La frase es de Julio Llamazares y la primera vez que la usé fue al entrevistarle yo en 2008 cuando publicó la primera parte de ese viaje por las catedrales de España que son sus libros Las Rosas de Piedra y Las Rosas del Sur. La entrevista fue a propósito del primero y se la colé a mi director de entonces aquí en La Mañana contándole que el libro habla de La Seu Vella y la nunca bien ponderada Catedral Nova, las dos catedrales leridanas. Era verdad, claro, pero no le expliqué que hablaba de otras 20 o 30 catedrales más también. El caso es que la entrevista la hice y le saqué a Llamazares, a propósito del conflicto de los llamados Bienes de la Franja, la frase que da título a este artículo y que, creo yo, enmienda todos los ripios con los que los tirios y troyanos protagonistas de este sainete envenenan desde hace 25 años la convivencia entre Huesca y Lleida.
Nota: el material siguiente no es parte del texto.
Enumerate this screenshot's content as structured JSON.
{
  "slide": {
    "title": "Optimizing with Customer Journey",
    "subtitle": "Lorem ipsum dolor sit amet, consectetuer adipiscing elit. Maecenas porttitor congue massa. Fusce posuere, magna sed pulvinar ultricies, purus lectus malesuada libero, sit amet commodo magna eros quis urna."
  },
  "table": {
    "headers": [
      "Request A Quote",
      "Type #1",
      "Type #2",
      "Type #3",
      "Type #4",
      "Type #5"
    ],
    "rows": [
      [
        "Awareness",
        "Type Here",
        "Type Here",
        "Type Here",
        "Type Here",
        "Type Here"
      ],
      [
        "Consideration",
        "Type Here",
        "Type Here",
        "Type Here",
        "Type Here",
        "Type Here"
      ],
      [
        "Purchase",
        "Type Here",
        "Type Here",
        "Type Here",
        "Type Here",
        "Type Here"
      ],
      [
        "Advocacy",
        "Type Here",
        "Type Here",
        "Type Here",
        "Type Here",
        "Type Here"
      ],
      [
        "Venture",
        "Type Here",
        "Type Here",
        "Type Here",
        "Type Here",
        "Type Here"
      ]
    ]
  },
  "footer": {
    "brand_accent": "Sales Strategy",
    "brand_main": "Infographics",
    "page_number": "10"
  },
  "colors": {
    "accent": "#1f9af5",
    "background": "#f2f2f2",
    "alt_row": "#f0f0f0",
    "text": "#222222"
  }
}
Su sencillez abruma y, por eso, un servidor –que tiene pocas ideas y de escaso valor- echa de ella mano cada vez que juicios, denuncias o trasiegos de obras reabren la querella en los términos ya conocidos. Así, mientras los unos echan mano de aquel obispo bueno que rescató obras por toda la antigua Diócesis de Lleida cuando estaba llena de curas ignorantes y avariciosos que vendían hasta la casulla a cualquier estraperlista; los otros dicen que, ya puestos, si la antigua Diócesis se dividió y nació de ella la de Barbastro-Monzón, lo conservado en el Museo Diocesano de Lleida debe repartirse según su origen.
El problema no está sin embargo en los argumentos ya que, de tan válidos todos, se anulan porque nadie osa salir de la caverna propia y preguntarse, como Llamazares aquel día, si no hay hoy para el arte sacro nada mejor que esos caserones planificados unos con gracia y otros sin ella en los que vírgenes, cálices y otra panoplia eclesial se presentan fuera de su contexto y ubicación originales o, el mejor de los casos, insertos en un remedo del mismo como pasa, por ejemplo, con el Pantocrátor de Taüll en el MNAC de Barcelona. Los museos, me da igual si diocesanos o no, tenían sentido cuando, hace un siglo o más, fuera de las capitales se llamaba carretera a cualquier caminucho y fonda a un antro lleno de chinches y mierda; pero, hoy, pudiéndose conservar cualquier obra dignamente en el sitio para el que fue concebida o en el que fue importante y con dos terceras partes de este país nuestro sin más salida que el turismo de fin de semana gracias a unos hoteles y restaurantes construidos con esfuerzo siempre y buen gusto las más de las veces, ya es hora de ver las cosas de otra manera. Y es que, si Burgos es en parte Burgos porque decenas de miles de personas van a Burgos para ver la Catedral de Burgos, estaría bien que, y citaré una pieza que nada tiene que ver con los Bienes, mi pueblo, Barruelo, pueda seguir siendo Barruelo gracias a que más de dos y más de diez van a Barruelo para ver la locomotora Couillet de 1912 de las Minas de Barruelo que hoy se exhibe en el Museo del Ferrocarril de Madrid perdida entre ni sé cuántas locomotoras más. Y no, no hacen falta mil museos porque, basta con eso que se llama Centro de Interpretación y sirve, además de para permitirnos disfrutar en su ubicación y contexto originales de aquello que hizo o hace diferente a un sitio, para dar empleo dos, cinco o cincuenta personas si contamos a los que trabajan en los hoteles y restaurantes de alrededor. Ah, y se me olvidaba: permiten que Julio Llamazares, yo y quien sea podamos ver las cosas en su sitio sin sufrir ante más vírgenes puestas en fila.